Gray release provides a fast and low-cost trial-and-error mechanism for changes, and it can be implemented in multiple different levels. A typical gray release mechanism is to provide a complete and independent gray environment to validate the changes before they are officially released to production. Another typical gray release mechanism is to change the production environment in batches and achieve small-scale production trial-and-error capabilities by finely controlling the pace of changes and the scope of impact.
Gray Environment
The purpose of a gray testing environment is to isolate production traffic, reduce risk, and form a closed loop for testing within the environment. The gray testing environment should be completed before the production release. The basic test coverage should include all intranet traffic and 1% of online traffic.
Gray Batching
Here are three common batching methods: intra-cluster batching, inter-cluster serialization, and inter-cluster scattering.

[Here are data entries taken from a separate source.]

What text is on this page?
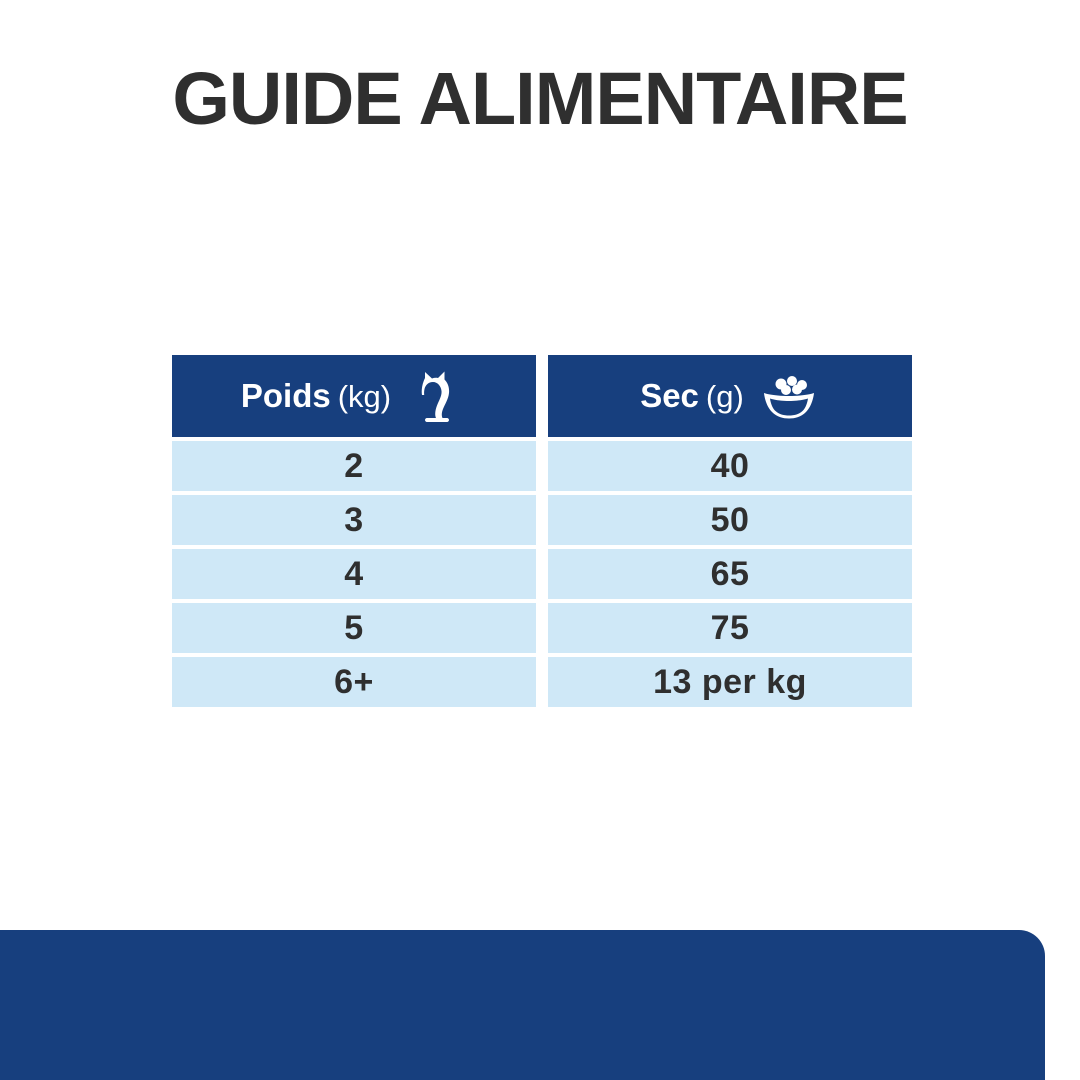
GUIDE ALIMENTAIRE
Poids (kg)
2
3
4
5
6+
Sec (g)
40
50
65
75
13 per kg
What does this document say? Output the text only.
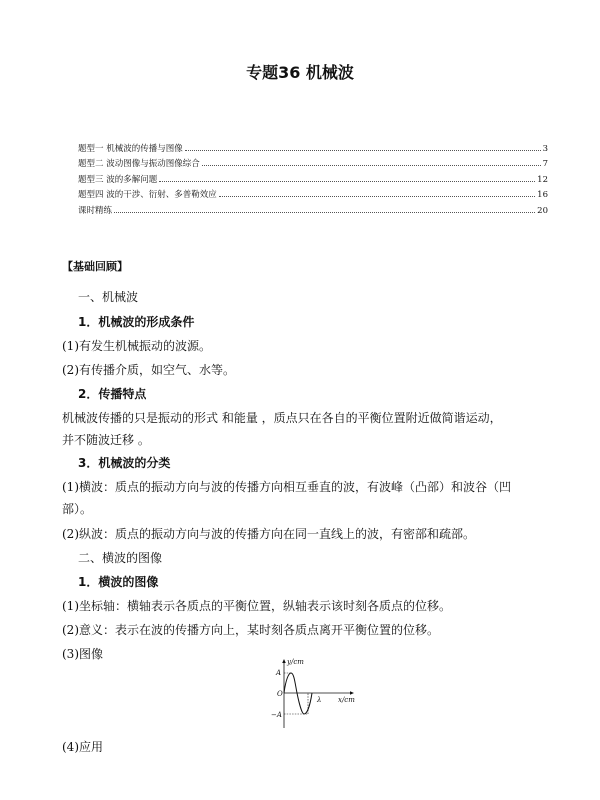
专题36 机械波
题型一 机械波的传播与图像	3
题型二 波动图像与振动图像综合	7
题型三 波的多解问题	12
题型四 波的干涉、衍射、多普勒效应	16
课时精练	20
【基础回顾】
一、机械波
1．机械波的形成条件
(1)有发生机械振动的波源。
(2)有传播介质，如空气、水等。
2．传播特点
机械波传播的只是振动的形式 和能量 ，质点只在各自的平衡位置附近做简谐运动，
并不随波迁移 。
3．机械波的分类
(1)横波：质点的振动方向与波的传播方向相互垂直的波，有波峰（凸部）和波谷（凹
部）。
(2)纵波：质点的振动方向与波的传播方向在同一直线上的波，有密部和疏部。
二、横波的图像
1．横波的图像
(1)坐标轴：横轴表示各质点的平衡位置，纵轴表示该时刻各质点的位移。
(2)意义：表示在波的传播方向上，某时刻各质点离开平衡位置的位移。
(3)图像
y/cm
A
O
−A
λ x/cm
(4)应用
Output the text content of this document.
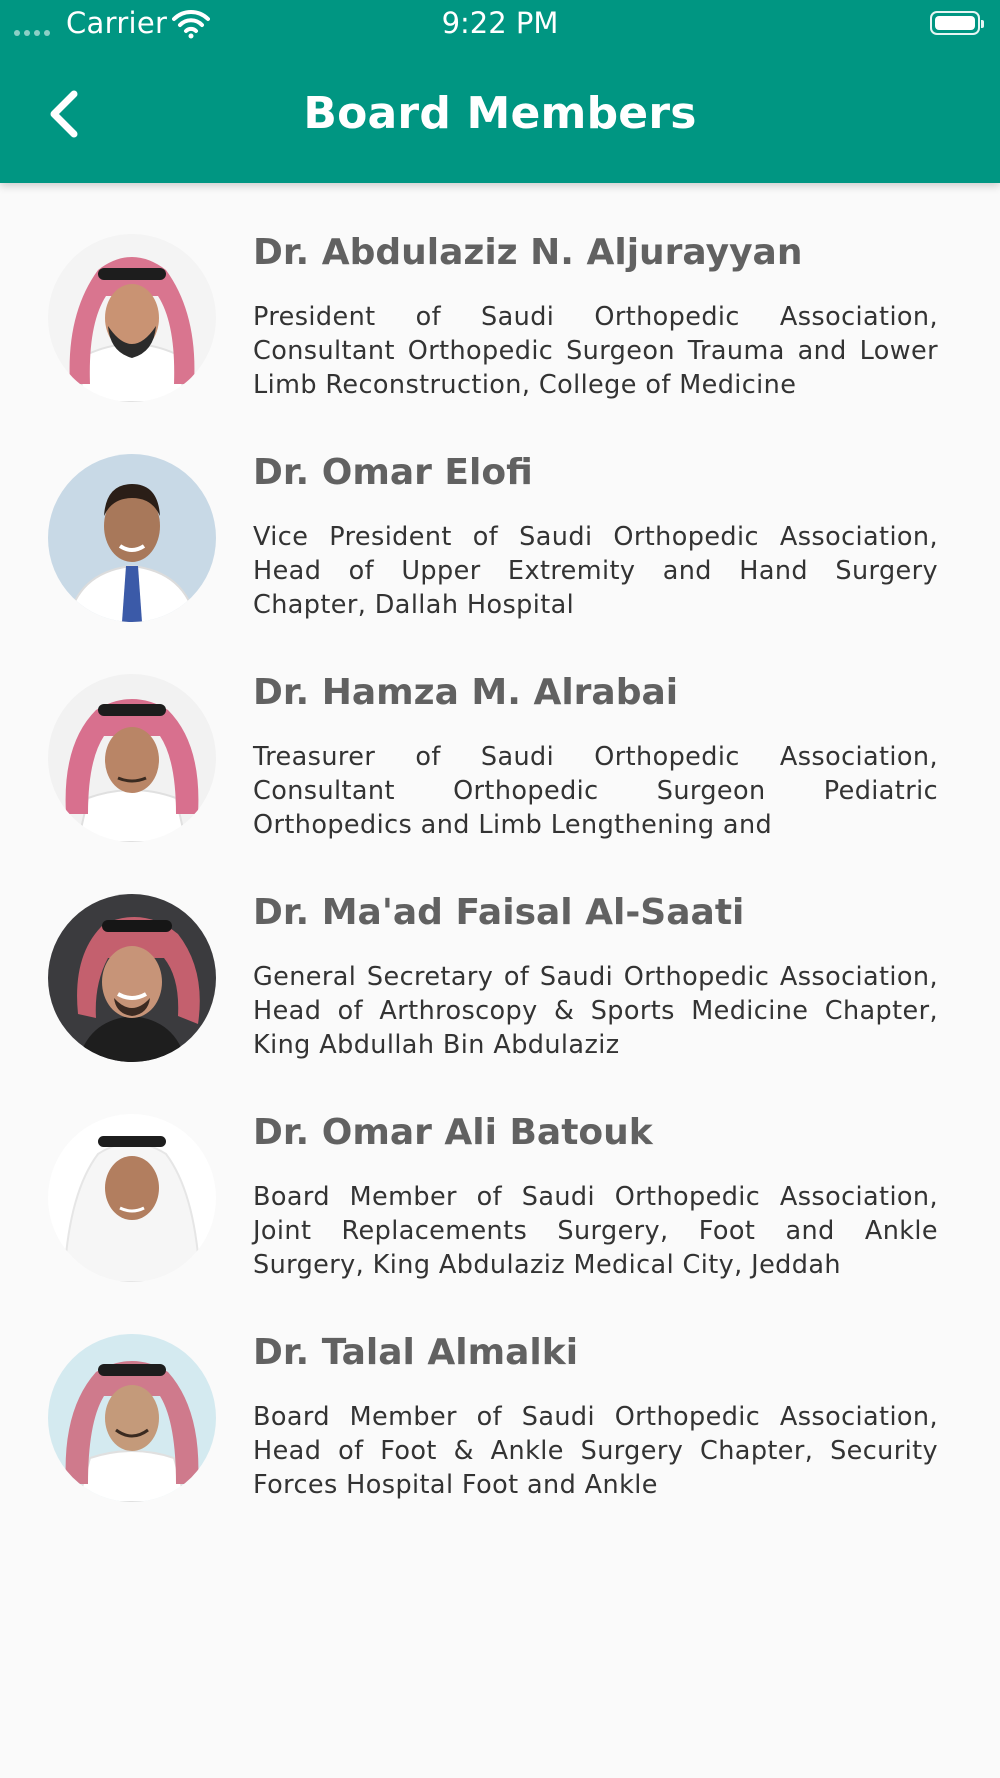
Carrier	9:22 PM
Board Members
Dr. Abdulaziz N. Aljurayyan
President of Saudi Orthopedic Association, Consultant Orthopedic Surgeon Trauma and Lower Limb Reconstruction, College of Medicine
Dr. Omar Elofi
Vice President of Saudi Orthopedic Association, Head of Upper Extremity and Hand Surgery Chapter, Dallah Hospital
Dr. Hamza M. Alrabai
Treasurer of Saudi Orthopedic Association, Consultant Orthopedic Surgeon Pediatric Orthopedics and Limb Lengthening and
Dr. Ma'ad Faisal Al-Saati
General Secretary of Saudi Orthopedic Association, Head of Arthroscopy & Sports Medicine Chapter, King Abdullah Bin Abdulaziz
Dr. Omar Ali Batouk
Board Member of Saudi Orthopedic Association, Joint Replacements Surgery, Foot and Ankle Surgery, King Abdulaziz Medical City, Jeddah
Dr. Talal Almalki
Board Member of Saudi Orthopedic Association, Head of Foot & Ankle Surgery Chapter, Security Forces Hospital Foot and Ankle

Clusters in the figure refer to logical groups that can continue to be divided, including but not limited to units, regions, data centers, availability zones, VPC, clusters, groups, custom logical regions, etc. For gray changes in the online production environment, the following requirements are recommended: batchable, controllable batch interval, observable/verifiable, pausable/rollbackable.
Batchable: It means that the gray mechanism must satisfy at least one of the batching methods: intra-cluster batching, inter-cluster serialization, and inter-cluster scattering. After determining the gray release method, at least 2 batches are required for release. If grayscale capability is not available, it is recommended to increase the approval declaration hierarchy.
Controllable interval: It means that the release time interval of each batch can be controlled. It is generally recommended that the duration of a gray release for a high-risk change is at least one hour. The total observed duration of gray release for core systems in the production environment should not be less than 30-60 minutes. After the first batch of changes, it is recommended to observe for at least 20 minutes, and the intervals between subsequent batch releases can be determined as needed.
Observable: It means that after each batch of changes is released, it needs to be observed and verified that the current batch has been released without any problem before proceeding to the next batch. The means of observation and verification include but are not limited to the following methods: record at least one indicator that reflects the health status of the core business (such as business monitoring items, log file names, etc.) in the change system, or record the confirmation personnel or use automated observation to confirm and determine the success of the release through file verification, etc.
Rollbackable: During the gray release, the ability to rollback batch by batch or fully rollback should be available, and each rollback should have corresponding change records and be traceable.